Lately Lucas Arts has failed across the board to produce anything of any quality. The same company that held the rights to such amazing titles as "Grim Fandango" and "Rogue Squadron" was busying itself making Star Wars dance simulators.
The closest thing to a shred of hope Lucas Arts had left was their now defunct project known as "Star Wars: 1313." Even 1313 had every sliver of quality sucked out of it over its long development, until it seemed to be nothing more than a boring corridor shooter with Star Wars aesthetics.
Actually, the more I sit and think about it, the more I’m convinced that the closing of Lucas Arts is probably one of the best things to happen that company’s intellectual property.
At one point in history, Lucas Arts was at the forefront of gaming innovation. From original intellectual property, such as "Grim Fandango" and the Monkey Island series, to "Star Wars: Tie Fighter," Lucas Arts constantly redefined genres and took important risks. Recently, this trend towards pushing the envelope has pretty much died.
However, for anyone who has held out hope for the reboot of some of Lucas Art’s forgotten treasures — please, Disney, make "Tie Fighter 2," you’re my only hope —the closing of Lucas Arts is probably the best chance we had.

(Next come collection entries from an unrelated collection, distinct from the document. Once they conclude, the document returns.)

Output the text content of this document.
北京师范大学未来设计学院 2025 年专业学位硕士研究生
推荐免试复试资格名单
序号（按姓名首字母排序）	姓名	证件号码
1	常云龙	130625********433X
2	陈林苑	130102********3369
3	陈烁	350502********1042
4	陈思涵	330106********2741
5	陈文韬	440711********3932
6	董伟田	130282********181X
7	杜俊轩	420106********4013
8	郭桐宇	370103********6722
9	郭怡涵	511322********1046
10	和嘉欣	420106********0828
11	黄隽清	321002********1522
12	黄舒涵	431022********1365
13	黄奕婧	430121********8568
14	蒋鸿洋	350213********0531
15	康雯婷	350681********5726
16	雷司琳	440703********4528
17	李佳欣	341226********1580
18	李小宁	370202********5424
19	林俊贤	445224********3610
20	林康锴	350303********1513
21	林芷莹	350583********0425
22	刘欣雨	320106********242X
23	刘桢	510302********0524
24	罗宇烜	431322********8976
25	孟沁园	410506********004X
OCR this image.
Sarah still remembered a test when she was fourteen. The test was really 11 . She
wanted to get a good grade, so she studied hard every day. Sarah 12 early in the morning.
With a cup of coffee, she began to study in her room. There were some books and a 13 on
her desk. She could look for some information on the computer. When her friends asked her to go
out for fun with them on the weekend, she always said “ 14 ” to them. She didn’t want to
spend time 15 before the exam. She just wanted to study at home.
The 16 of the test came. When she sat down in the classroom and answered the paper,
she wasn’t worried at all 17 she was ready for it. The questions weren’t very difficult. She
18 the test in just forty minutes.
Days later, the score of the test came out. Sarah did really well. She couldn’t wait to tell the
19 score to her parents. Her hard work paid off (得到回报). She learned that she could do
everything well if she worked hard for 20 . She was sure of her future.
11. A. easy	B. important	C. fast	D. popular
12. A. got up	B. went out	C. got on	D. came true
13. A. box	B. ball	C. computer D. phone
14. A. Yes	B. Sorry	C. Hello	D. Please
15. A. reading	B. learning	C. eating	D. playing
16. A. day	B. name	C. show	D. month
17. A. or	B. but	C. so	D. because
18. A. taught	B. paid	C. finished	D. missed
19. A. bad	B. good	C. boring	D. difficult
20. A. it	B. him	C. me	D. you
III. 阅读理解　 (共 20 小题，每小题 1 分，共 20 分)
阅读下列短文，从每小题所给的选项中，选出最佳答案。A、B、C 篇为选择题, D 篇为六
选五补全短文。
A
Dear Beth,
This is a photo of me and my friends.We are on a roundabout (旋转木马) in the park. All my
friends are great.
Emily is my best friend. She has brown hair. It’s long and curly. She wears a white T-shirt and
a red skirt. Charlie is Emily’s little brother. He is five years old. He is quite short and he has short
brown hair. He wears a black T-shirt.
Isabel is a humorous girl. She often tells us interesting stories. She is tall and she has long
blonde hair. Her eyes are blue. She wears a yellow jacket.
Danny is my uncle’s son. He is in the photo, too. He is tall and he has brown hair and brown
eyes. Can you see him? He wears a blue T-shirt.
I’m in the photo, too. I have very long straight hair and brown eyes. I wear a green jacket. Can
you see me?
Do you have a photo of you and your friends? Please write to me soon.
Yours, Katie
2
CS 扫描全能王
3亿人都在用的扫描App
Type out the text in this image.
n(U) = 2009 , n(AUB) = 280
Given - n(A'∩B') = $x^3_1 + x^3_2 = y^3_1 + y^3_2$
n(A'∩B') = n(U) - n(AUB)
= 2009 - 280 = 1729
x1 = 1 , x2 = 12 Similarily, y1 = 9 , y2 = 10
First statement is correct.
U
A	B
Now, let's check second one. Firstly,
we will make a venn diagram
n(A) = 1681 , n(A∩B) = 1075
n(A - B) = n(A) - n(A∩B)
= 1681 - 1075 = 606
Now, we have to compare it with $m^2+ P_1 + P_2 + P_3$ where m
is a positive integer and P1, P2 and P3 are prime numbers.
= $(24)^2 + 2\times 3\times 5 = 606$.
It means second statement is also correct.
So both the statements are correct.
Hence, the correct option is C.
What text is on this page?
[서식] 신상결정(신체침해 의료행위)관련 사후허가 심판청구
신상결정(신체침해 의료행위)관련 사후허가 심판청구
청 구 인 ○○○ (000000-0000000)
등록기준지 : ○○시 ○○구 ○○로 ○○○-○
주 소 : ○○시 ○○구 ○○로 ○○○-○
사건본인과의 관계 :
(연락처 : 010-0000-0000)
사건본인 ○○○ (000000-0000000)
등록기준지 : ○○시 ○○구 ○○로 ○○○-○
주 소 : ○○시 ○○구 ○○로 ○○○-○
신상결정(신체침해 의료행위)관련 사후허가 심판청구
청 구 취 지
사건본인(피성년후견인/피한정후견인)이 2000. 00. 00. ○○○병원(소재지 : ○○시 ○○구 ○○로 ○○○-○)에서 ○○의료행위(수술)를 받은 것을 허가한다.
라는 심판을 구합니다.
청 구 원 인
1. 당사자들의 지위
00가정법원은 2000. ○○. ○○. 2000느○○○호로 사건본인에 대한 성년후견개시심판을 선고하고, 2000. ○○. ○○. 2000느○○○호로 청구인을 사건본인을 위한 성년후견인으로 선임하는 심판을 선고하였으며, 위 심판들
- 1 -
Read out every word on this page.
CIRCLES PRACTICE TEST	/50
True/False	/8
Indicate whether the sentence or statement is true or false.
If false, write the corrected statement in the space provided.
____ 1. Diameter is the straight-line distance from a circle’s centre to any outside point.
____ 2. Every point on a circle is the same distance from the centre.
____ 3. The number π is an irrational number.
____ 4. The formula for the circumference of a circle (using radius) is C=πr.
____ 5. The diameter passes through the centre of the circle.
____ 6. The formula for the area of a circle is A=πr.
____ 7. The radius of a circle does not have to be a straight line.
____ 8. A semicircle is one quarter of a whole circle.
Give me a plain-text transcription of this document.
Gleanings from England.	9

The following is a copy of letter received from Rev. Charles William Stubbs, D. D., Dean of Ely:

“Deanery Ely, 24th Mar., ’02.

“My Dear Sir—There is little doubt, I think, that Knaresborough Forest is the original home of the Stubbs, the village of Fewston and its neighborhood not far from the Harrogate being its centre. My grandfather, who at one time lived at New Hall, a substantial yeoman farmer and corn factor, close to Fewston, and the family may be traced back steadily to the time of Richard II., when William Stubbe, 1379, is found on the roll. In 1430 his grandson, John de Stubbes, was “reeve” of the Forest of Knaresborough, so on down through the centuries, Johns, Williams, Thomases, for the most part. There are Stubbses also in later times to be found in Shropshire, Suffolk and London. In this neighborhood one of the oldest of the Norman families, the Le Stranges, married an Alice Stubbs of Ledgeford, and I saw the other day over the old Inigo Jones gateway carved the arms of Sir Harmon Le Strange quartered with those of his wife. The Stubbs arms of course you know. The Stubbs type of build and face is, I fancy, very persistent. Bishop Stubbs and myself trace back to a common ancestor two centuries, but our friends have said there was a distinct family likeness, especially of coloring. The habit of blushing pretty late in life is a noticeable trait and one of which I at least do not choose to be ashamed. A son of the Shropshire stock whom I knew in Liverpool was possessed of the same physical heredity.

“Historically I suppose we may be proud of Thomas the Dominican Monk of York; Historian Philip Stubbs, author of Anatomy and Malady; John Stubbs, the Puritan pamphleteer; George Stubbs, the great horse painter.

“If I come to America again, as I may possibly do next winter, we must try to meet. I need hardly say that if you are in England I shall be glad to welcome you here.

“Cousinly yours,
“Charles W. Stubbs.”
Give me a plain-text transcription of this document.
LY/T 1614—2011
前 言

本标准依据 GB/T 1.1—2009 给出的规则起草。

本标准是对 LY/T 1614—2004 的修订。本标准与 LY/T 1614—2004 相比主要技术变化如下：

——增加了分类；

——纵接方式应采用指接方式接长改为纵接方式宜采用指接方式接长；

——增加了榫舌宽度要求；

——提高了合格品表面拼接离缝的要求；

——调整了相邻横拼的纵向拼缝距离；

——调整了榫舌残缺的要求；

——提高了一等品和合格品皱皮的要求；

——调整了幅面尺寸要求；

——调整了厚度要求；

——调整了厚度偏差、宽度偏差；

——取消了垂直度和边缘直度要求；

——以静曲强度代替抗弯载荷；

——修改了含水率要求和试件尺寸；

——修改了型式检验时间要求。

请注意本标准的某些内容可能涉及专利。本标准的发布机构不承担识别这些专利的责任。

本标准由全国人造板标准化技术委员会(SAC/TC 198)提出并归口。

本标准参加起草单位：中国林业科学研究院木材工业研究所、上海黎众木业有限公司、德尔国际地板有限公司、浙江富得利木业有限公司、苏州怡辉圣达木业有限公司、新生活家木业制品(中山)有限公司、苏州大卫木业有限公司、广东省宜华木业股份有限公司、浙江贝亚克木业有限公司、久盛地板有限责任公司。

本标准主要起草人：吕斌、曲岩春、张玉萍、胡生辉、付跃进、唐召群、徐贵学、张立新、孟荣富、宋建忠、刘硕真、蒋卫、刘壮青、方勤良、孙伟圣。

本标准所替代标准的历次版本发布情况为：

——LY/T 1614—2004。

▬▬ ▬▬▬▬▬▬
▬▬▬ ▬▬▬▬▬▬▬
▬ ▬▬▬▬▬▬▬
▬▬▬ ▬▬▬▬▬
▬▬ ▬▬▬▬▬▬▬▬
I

The reason Lucas Arts was so amazing in the past was that it was willing to take risks to make the games unlike anything else. If you go back and play some of the Star Wars games from the end of the Nintendo 64 era, you might notice that they are still exceedingly play-able.
Lucas Arts stopped taking risks and instead pandered to the lowest common denominator. The same thing that happened to Lucas Arts is what people hate about Electronic Arts: They just got boring and greedy.
Now that Lucas Arts intellectual property can be licensed out to third-party developers, the risks needed to make a great game are taken by the developers who are now allowed to take them.
Maybe Tim Schaffer can start making more "Grim Fandango" games.
Disney may be a giant and greedy megacorporation, but it is not stupid. It knows better than to let the massive fan support toward Lucas Arts go to waste, but it wasn't going to take all the financial risks required to do it itself.